Perfectly cast, as well, is Mary McCormack, as she succeeds in capturing the very essence of Frances, while proving to be a perfect complement to Driver's Shannon. McCormack has that same kind of well-rounded beauty as Driver, which indicates there's always something going on behind the eyes, and cinematically speaking, as a team it makes them a force to be reckoned with. Most importantly, McCormack brings Frances vividly and enthusiastically to life, and it goes far toward enabling the viewer to suspend disbelief long enough to just go with the flow and enjoy the high jinks of these two young ladies as they cut their swath across the English countryside.
In a terrific supporting role, Michael Gambon, as Kerrigan, is wonderfully droll, espousing that oh-so-wry-and-dry British humor in a manner reminiscent and worthy of Noel Coward at his best. Indeed, Gambon has some of the funniest lines, delivered so subtly as to evoke purely spontaneous bursts of side-splitting laughter from the audience. And when an actor can do that, he has without question succeeded in doing his job; which is exactly what Gambon has accomplished here.

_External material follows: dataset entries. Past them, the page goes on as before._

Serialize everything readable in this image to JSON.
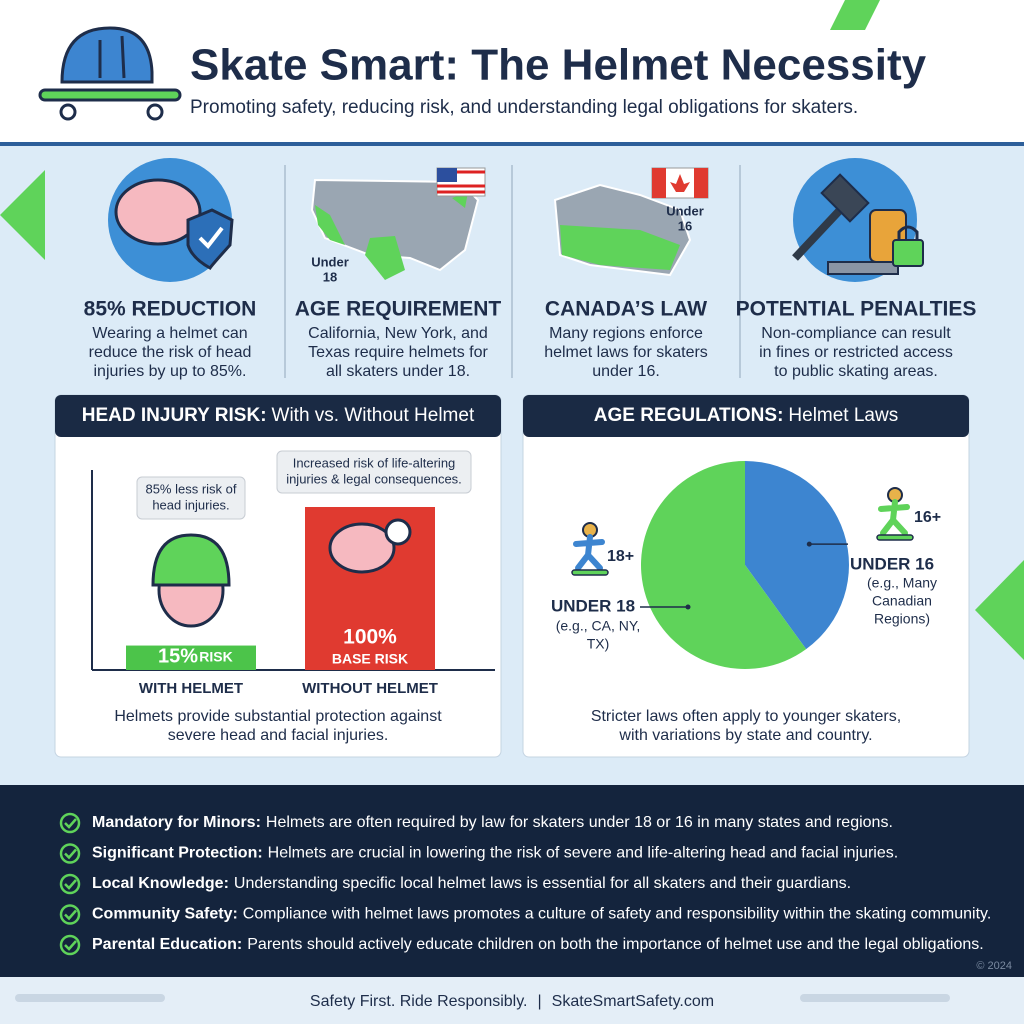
{
  "header": {
    "title": "Skate Smart: The Helmet Necessity",
    "subtitle": "Promoting safety, reducing risk, and understanding legal obligations for skaters."
  },
  "stats": [
    {
      "heading": "85% REDUCTION",
      "lines": [
        "Wearing a helmet can",
        "reduce the risk of head",
        "injuries by up to 85%."
      ]
    },
    {
      "heading": "AGE REQUIREMENT",
      "lines": [
        "California, New York, and",
        "Texas require helmets for",
        "all skaters under 18."
      ],
      "map_label": [
        "Under",
        "18"
      ]
    },
    {
      "heading": "CANADA’S LAW",
      "lines": [
        "Many regions enforce",
        "helmet laws for skaters",
        "under 16."
      ],
      "map_label": [
        "Under",
        "16"
      ]
    },
    {
      "heading": "POTENTIAL PENALTIES",
      "lines": [
        "Non-compliance can result",
        "in fines or restricted access",
        "to public skating areas."
      ]
    }
  ],
  "chart_data": [
    {
      "type": "bar",
      "title": "HEAD INJURY RISK:",
      "subtitle": "With vs. Without Helmet",
      "categories": [
        "WITH HELMET",
        "WITHOUT HELMET"
      ],
      "values": [
        15,
        100
      ],
      "value_labels": [
        "15%",
        "100%"
      ],
      "bar_notes": [
        "RISK",
        "BASE RISK"
      ],
      "colors": [
        "#4cc44a",
        "#e03a30"
      ],
      "ylim": [
        0,
        100
      ],
      "annotations": [
        [
          "85% less risk of",
          "head injuries."
        ],
        [
          "Increased risk of life-altering",
          "injuries & legal consequences."
        ]
      ],
      "caption": [
        "Helmets provide substantial protection against",
        "severe head and facial injuries."
      ]
    },
    {
      "type": "pie",
      "title": "AGE REGULATIONS:",
      "subtitle": "Helmet Laws",
      "categories": [
        "UNDER 16",
        "UNDER 18"
      ],
      "values": [
        40,
        60
      ],
      "colors": [
        "#3d85d0",
        "#5fd35a"
      ],
      "details": [
        [
          "(e.g., Many",
          "Canadian",
          "Regions)"
        ],
        [
          "(e.g., CA, NY,",
          "TX)"
        ]
      ],
      "icon_labels": [
        "16+",
        "18+"
      ],
      "caption": [
        "Stricter laws often apply to younger skaters,",
        "with variations by state and country."
      ]
    }
  ],
  "bullets": [
    {
      "lead": "Mandatory for Minors:",
      "text": "Helmets are often required by law for skaters under 18 or 16 in many states and regions."
    },
    {
      "lead": "Significant Protection:",
      "text": "Helmets are crucial in lowering the risk of severe and life-altering head and facial injuries."
    },
    {
      "lead": "Local Knowledge:",
      "text": "Understanding specific local helmet laws is essential for all skaters and their guardians."
    },
    {
      "lead": "Community Safety:",
      "text": "Compliance with helmet laws promotes a culture of safety and responsibility within the skating community."
    },
    {
      "lead": "Parental Education:",
      "text": "Parents should actively educate children on both the importance of helmet use and the legal obligations."
    }
  ],
  "copyright": "© 2024",
  "footer": {
    "tagline": "Safety First. Ride Responsibly.",
    "separator": "|",
    "site": "SkateSmartSafety.com"
  }
}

The supporting cast includes Kevin McNally (Mason), Mark Williams (Tremaine), Danny Dyer (Danny), Darren Boyd (Ray), Simon Scardifield (Tony) and Len Collin (Barry). By definition, a comedy is a `movie (or play) of light and humorous character with a happy or cheerful ending.' Therefore-- by definition-- `High Heels and Low Lifes' is a `comedy' in every sense of the word. Thoroughly entertaining and enjoyable, it's a film that makes a promise for a good time to be had by all, then goes on to fulfill that promise. The magic is alive and well in this one, and that's the magic of the movies. I rate this one 8/10.